If you have seen some pastel-colored portraits of Coco Chanel or Colette, then you may already be familiar with the second recommendation I’ve for you: Marie Laurencin.
This artist started as porcelain painter but a few years later she changed her focus and started to study oil painting. And she did it so well that became an important figure in the Parisian avant-garde, surrounded herself with artists from the Bateau-Lavoir in Montmartre, and other brilliant minds like George Braque, Pablo Picasso and french poet Guillaume Apollinaire (also her ex-boyfriend).

Even if her work includes watercolors and drawings, Laurencin is mostly known for her oil paintings, in which you can see the influence of Picasso’s cubism —simplifying the shapes— and her pursuit of the feminine aesthetic. Her style, in my opinion, has too some subtle similarities with Modigliani’s work, that you can notice, for example, in her elongated faces and necks. As I mentioned before, Laurencin’s art usually included grey and pastel colors (as pink, lavander or light blue) and curvilinear soft forms.

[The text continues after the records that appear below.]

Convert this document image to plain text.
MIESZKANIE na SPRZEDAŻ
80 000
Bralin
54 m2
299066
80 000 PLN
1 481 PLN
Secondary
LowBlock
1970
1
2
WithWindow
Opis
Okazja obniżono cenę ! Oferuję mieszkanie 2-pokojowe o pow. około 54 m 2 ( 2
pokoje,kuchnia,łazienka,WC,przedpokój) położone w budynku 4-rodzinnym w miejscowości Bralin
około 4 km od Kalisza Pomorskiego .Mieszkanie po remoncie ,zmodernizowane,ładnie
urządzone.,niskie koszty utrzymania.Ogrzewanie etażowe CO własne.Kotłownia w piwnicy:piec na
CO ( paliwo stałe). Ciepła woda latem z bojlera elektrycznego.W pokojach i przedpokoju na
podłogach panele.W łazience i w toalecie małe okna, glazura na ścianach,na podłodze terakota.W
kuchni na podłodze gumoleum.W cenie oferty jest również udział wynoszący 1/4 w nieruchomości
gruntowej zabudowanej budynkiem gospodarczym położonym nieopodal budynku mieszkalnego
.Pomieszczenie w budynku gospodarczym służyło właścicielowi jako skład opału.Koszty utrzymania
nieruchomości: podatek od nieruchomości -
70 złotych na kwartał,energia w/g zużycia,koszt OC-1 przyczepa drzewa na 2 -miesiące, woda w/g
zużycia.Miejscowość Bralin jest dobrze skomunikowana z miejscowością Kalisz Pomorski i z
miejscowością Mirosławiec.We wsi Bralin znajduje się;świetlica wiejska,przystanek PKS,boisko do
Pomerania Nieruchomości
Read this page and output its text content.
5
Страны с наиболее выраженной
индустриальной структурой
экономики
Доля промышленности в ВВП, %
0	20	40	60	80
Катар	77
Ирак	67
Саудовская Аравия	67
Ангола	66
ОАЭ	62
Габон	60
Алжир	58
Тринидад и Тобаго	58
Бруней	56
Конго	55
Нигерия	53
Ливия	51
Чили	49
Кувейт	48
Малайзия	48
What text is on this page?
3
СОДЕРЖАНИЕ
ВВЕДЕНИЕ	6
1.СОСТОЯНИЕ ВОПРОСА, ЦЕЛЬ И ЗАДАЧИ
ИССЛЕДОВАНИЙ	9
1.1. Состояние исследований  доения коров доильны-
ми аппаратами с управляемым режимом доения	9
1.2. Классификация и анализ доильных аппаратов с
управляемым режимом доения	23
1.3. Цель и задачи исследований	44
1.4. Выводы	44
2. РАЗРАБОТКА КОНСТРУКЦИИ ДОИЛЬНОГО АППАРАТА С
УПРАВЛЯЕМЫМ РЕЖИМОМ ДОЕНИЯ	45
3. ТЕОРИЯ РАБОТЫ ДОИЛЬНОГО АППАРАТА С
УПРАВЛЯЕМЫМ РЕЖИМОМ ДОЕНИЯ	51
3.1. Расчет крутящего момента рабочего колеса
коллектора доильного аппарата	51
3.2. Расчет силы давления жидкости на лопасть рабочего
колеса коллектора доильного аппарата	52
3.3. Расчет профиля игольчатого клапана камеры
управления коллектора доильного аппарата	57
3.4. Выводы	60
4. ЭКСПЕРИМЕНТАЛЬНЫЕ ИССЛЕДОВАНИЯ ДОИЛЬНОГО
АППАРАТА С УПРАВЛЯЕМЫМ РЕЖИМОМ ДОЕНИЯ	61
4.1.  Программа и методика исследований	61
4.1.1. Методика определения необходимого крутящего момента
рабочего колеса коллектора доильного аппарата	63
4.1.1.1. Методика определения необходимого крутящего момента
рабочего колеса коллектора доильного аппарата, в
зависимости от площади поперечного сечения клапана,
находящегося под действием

I think it is important to incorporate feminist theory and talk more about female creators in art history, so I recommend you to read “Marie Laurencin: une femme inadaptée in Feminist Histories of Art”, by Elizabeth Louis Kahn if you want to know more about her.
Where to see her artworks: Musée de l’Oragerie.

Adélaide Labille-Guiard
(France 1749 – 1803), Rococo
If I must talk about a feminist painter, then Labille-Guiard is undoubtedly one of the prominent names. Why? She was without question an advocate for women to have the same opportunities as men to become professional painters.

I’ll tell you a bit about her background. She learned to paint by doing miniatures, probably because, during that period (18th century), painters weren’t supposed to teach to female pupils. Anyway, somehow, the artist took a few classes and after some time, in 1783, ended up being one of the first woman to become a member of the Académie Royale de Peinture et de Sculpture. Another female artist that accomplished this at the same session was Marie-Louise-Élisabet Vigée Le Brun, with whom Labille-Guiard is often compared with.

Her most notorious work it is her Self-Portrait with Two Pupils (1785), a full-lengh portrait that shows her —as an elegant woman— seated before her easel teaching younger women to paint following her example. “A bold statement”, according to description by MET Museum (that has the painting in its collection) because it suggests Adélaide’s attempt to increase the number of females enrolled into the Academy. (Source: In Heilbrunn Timeline of Art History. New York: The Metropolitan Museum of Art, 2000).
And, of course, the portrait subtly shows that female artists were capable to paint and teach as men.
Where to see her artworks: Château de Versailles

So, you have three examples of feminism, hard work and amazing pieces of art. I hope you can feel inspired by them in some way.